I trattamenti tradizionali che limitano l’azione immunitaria, come quello a cui è stato sottoposto Santamaria, possono alleviare i sintomi, ma hanno degli effetti negativi. “Funzionano abbastanza bene, ma a lungo termine aumentano il rischio di infezioni e cancro, perché sostanzialmente sopprimono l’intero sistema immunitario”, afferma.

Per questo motivo sarebbe meglio ripristinare in qualche modo la tolleranza del corpo ai propri autoantigeni, eliminando o riprogrammando le cellule immunitarie responsabili dell’autoimmunità. Questo obiettivo potrebbe finalmente essere a portata di mano.

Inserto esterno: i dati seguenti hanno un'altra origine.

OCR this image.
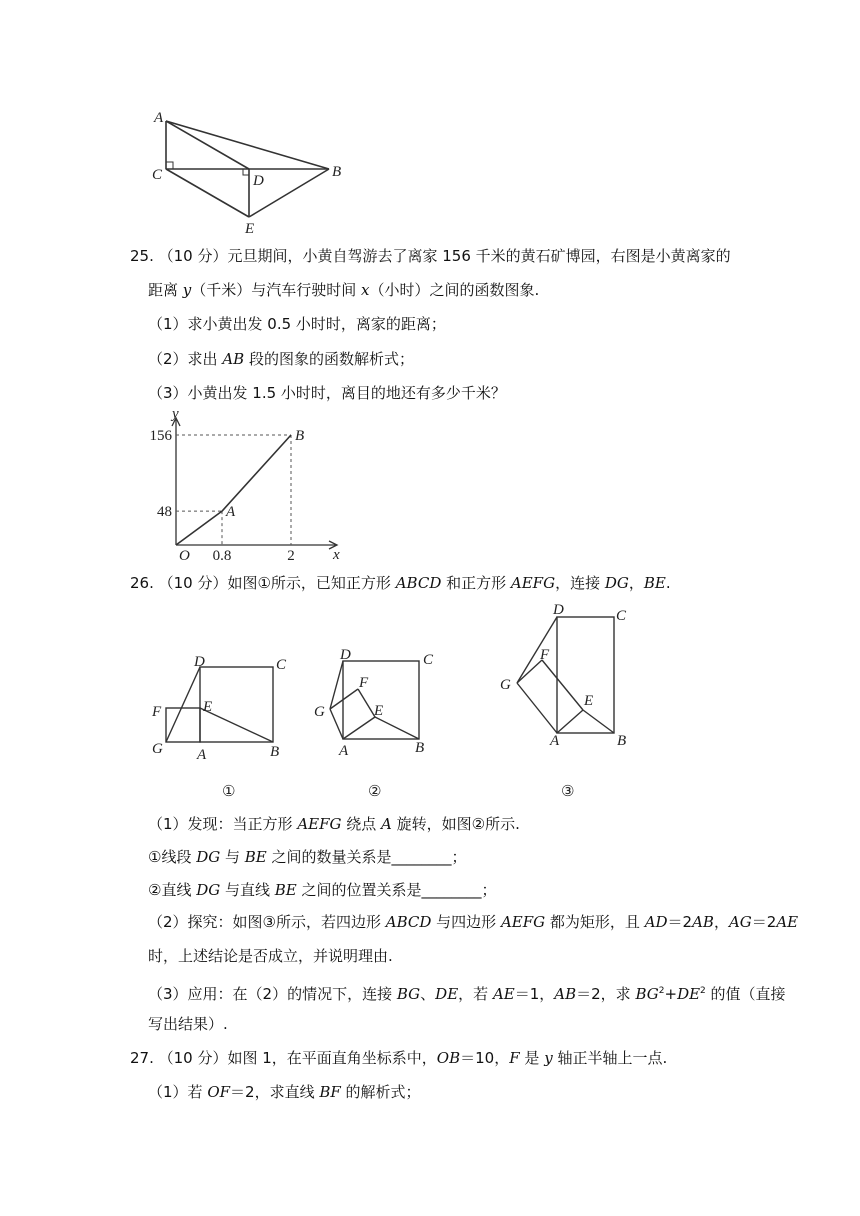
A
C	D
B
E
25. （10 分）元旦期间，小黄自驾游去了离家 156 千米的黄石矿博园，右图是小黄离家的
距离 y（千米）与汽车行驶时间 x（小时）之间的函数图象.
（1）求小黄出发 0.5 小时时，离家的距离；
（2）求出 AB 段的图象的函数解析式；
（3）小黄出发 1.5 小时时，离目的地还有多少千米？
O
A
B
0.8	2
48
156
x
y
26. （10 分）如图①所示，已知正方形 ABCD 和正方形 AEFG，连接 DG，BE.
D	C
F	E
G A	B
①
D	C
F
G	E
A	B
②
D	C
F
G
E
A	B
③
（1）发现：当正方形 AEFG 绕点 A 旋转，如图②所示.
①线段 DG 与 BE 之间的数量关系是________；
②直线 DG 与直线 BE 之间的位置关系是________；
（2）探究：如图③所示，若四边形 ABCD 与四边形 AEFG 都为矩形，且 AD＝2AB，AG＝2AE
时，上述结论是否成立，并说明理由.
（3）应用：在（2）的情况下，连接 BG、DE，若 AE＝1，AB＝2，求 $BG^2+DE^2$ 的值（直接
写出结果）.
27. （10 分）如图 1，在平面直角坐标系中，OB＝10，F 是 y 轴正半轴上一点.
（1）若 OF＝2，求直线 BF 的解析式；
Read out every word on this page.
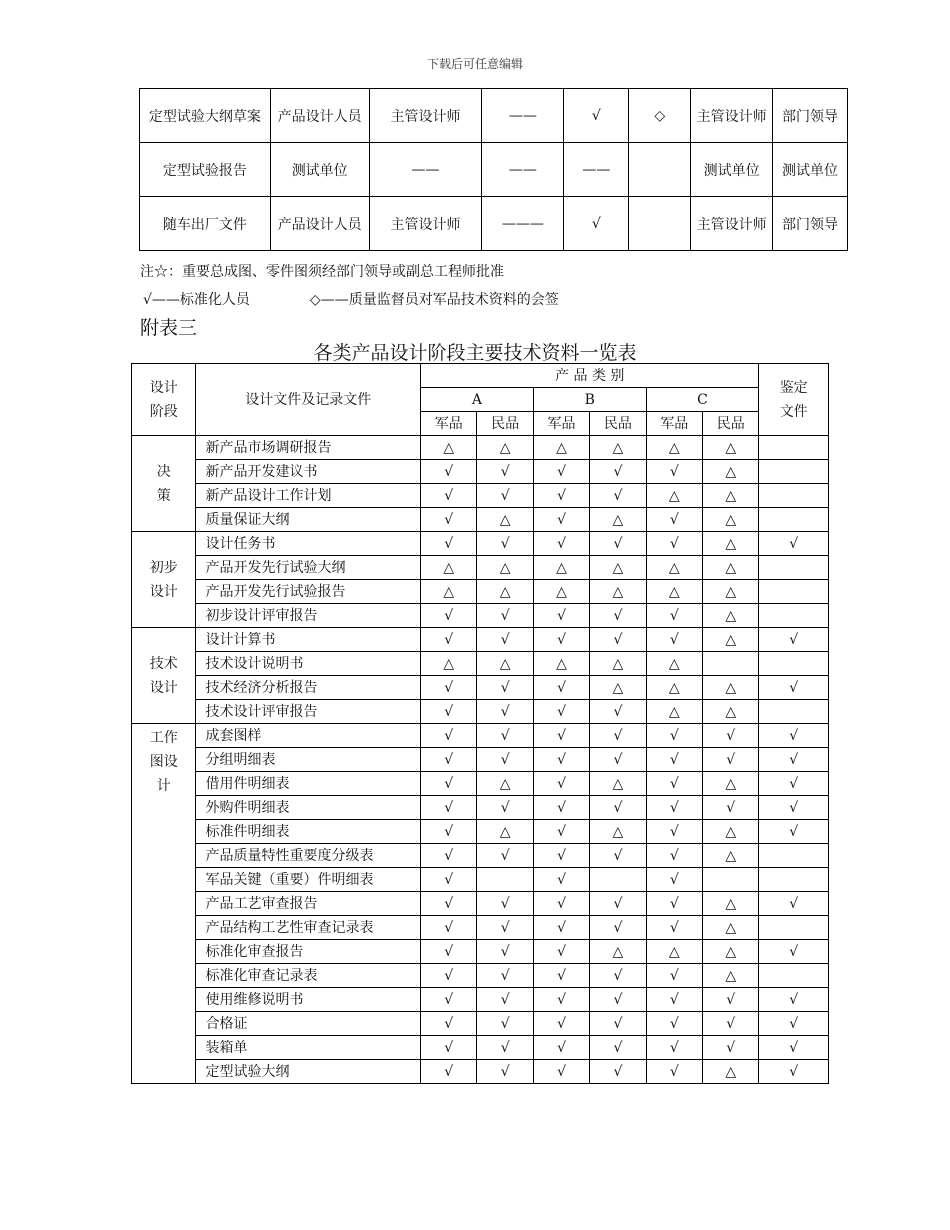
下载后可任意编辑
定型试验大纲草案	产品设计人员	主管设计师	——	√	◇	主管设计师	部门领导
定型试验报告	测试单位	——	——	——		测试单位	测试单位
随车出厂文件	产品设计人员	主管设计师	———	√		主管设计师	部门领导
注☆：重要总成图、零件图须经部门领导或副总工程师批准
√——标准化人员	◇——质量监督员对军品技术资料的会签
附表三
各类产品设计阶段主要技术资料一览表
设计阶段	设计文件及记录文件	产 品 类 别						鉴定文件
		A		B		C		
		军品	民品	军品	民品	军品	民品	
决 策	新产品市场调研报告	△	△	△	△	△	△	
	新产品开发建议书	√	√	√	√	√	△	
	新产品设计工作计划	√	√	√	√	△	△	
	质量保证大纲	√	△	√	△	√	△	
初步设计	设计任务书	√	√	√	√	√	△	√
	产品开发先行试验大纲	△	△	△	△	△	△	
	产品开发先行试验报告	△	△	△	△	△	△	
	初步设计评审报告	√	√	√	√	√	△	
技术设计	设计计算书	√	√	√	√	√	△	√
	技术设计说明书	△	△	△	△	△		
	技术经济分析报告	√	√	√	△	△	△	√
	技术设计评审报告	√	√	√	√	△	△	
工作图设计	成套图样	√	√	√	√	√	√	√
	分组明细表	√	√	√	√	√	√	√
	借用件明细表	√	△	√	△	√	△	√
	外购件明细表	√	√	√	√	√	√	√
	标准件明细表	√	△	√	△	√	△	√
	产品质量特性重要度分级表	√	√	√	√	√	△	
	军品关键（重要）件明细表	√		√		√		
	产品工艺审查报告	√	√	√	√	√	△	√
	产品结构工艺性审查记录表	√	√	√	√	√	△	
	标准化审查报告	√	√	√	△	△	△	√
	标准化审查记录表	√	√	√	√	√	△	
	使用维修说明书	√	√	√	√	√	√	√
	合格证	√	√	√	√	√	√	√
	装箱单	√	√	√	√	√	√	√
	定型试验大纲	√	√	√	√	√	△	√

Per esempio, le terapie Car-T (acronimo di recettore antigenico chimerico delle cellule T), che hanno già dimostrato di poter debellare alcuni tumori del sangue, stanno mostrando risultati promettenti anche contro il lupus. Questa versione della terapia prevede la raccolta di cellule T da un individuo affetto da lupus per coltivarle e modificarle in laboratorio in modo che esprimano uno speciale recettore proteico noto come Car. Le cellule vengono quindi reinserite nel corpo dell’individuo, dove riconoscono e distruggono le cellule B, comprese quelle che sono la causa principale del lupus. Il corpo produce quindi delle nuove cellule B. È un po’ come premere il pulsante reset sul sistema immunitario, ripristinandolo alle impostazioni di fabbrica.

L’aspetto più promettente della terapia Car-T, dice Schwartz, è che in alcune persone sembra avere un effetto permanente. “La terapia elimina un gran numero di cellule B, e sembra che quelle reattive [che causano il lupus], per qualche motivo, non ricompaiano”, dice.

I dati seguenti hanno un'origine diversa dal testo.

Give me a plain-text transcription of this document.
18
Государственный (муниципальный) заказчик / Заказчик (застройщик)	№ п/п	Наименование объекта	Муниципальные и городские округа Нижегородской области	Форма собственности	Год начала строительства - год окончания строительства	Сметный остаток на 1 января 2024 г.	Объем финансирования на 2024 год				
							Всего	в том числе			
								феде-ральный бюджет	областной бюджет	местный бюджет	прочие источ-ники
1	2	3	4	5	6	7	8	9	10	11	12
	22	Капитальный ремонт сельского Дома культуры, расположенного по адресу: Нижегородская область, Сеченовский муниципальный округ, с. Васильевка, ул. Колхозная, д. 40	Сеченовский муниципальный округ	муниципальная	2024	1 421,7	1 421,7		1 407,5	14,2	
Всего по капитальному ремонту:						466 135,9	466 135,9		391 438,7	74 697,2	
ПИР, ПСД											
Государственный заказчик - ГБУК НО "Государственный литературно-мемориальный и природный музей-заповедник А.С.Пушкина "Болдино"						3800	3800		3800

In uno studio pubblicato nel 2022 i ricercatori hanno somministrato la terapia a cinque persone affette da lupus grave. Tutte e cinque hanno avuto una remissione e hanno potuto smettere di assumere i loro farmaci, come l’immunosoppressore micofenolato. Secondo Georg Schett, che ha guidato la sperimentazione clinica, alcuni dei partecipanti non hanno ancora avuto sintomi quattro anni dopo aver ricevuto una sola infusione. “Il reset immunitario è estremamente efficace, il che è comprensibile perché non è facile sviluppare una malattia autoimmune da zero”, afferma Schett. “Il processo non sembra ripetersi. Ecco perché molti pazienti non riscontrano una ricaduta o una riacutizzazione della loro malattia originale”.

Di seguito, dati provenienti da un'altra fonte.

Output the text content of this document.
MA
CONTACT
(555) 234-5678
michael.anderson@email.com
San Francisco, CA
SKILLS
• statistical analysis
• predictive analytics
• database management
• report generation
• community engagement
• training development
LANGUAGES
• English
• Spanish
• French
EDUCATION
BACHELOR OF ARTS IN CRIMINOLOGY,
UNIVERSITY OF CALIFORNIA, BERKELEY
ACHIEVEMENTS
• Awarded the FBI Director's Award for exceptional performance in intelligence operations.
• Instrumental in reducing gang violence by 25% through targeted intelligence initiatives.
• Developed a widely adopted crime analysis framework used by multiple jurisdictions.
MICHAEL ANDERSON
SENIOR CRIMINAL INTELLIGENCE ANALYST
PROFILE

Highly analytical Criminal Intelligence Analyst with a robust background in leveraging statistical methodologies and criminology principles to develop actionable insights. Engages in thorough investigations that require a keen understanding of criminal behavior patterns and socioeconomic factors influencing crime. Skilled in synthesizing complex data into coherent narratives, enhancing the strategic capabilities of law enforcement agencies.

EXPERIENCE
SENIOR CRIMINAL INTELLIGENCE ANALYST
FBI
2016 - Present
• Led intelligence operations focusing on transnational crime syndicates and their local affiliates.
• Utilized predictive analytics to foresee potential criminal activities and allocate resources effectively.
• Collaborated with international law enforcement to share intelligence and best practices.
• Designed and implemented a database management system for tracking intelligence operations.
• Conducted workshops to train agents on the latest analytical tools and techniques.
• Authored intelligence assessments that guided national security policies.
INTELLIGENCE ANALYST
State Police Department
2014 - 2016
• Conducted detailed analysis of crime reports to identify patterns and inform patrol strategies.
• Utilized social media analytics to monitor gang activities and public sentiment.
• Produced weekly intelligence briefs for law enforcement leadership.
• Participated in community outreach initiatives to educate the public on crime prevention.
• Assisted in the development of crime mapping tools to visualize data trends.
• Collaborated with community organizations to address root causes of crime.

Sulla base di questi promettenti risultati, Schett e i suoi colleghi hanno avviato una sperimentazione clinica che ha coinvolto persone con diverse altre condizioni autoimmuni. La terapia Car-T per il lupus è ora oggetto di una sperimentazione clinica di fase I guidata dall’University college London, il cui obiettivo è valutare la sicurezza e stabilire dosi efficaci su un piccolo numero di pazienti.

Queste sperimentazioni sono essenziali perché la terapia Car-T può provocare gravi effetti collaterali e perfino portare alla morte per infezione dopo che le cellule B sono state eliminate. Inoltre le conseguenze a lungo termine dell’eliminazione di quelle cellule immunitarie, seppur temporanea, sono sconosciute. La terapia Car-T è anche molto cara, dato che ogni infusione costa in media più di 600mila dollari. “Penso che resteranno trattamenti molto costosi a cui non tutti i pazienti potranno avere accesso”, afferma Miller.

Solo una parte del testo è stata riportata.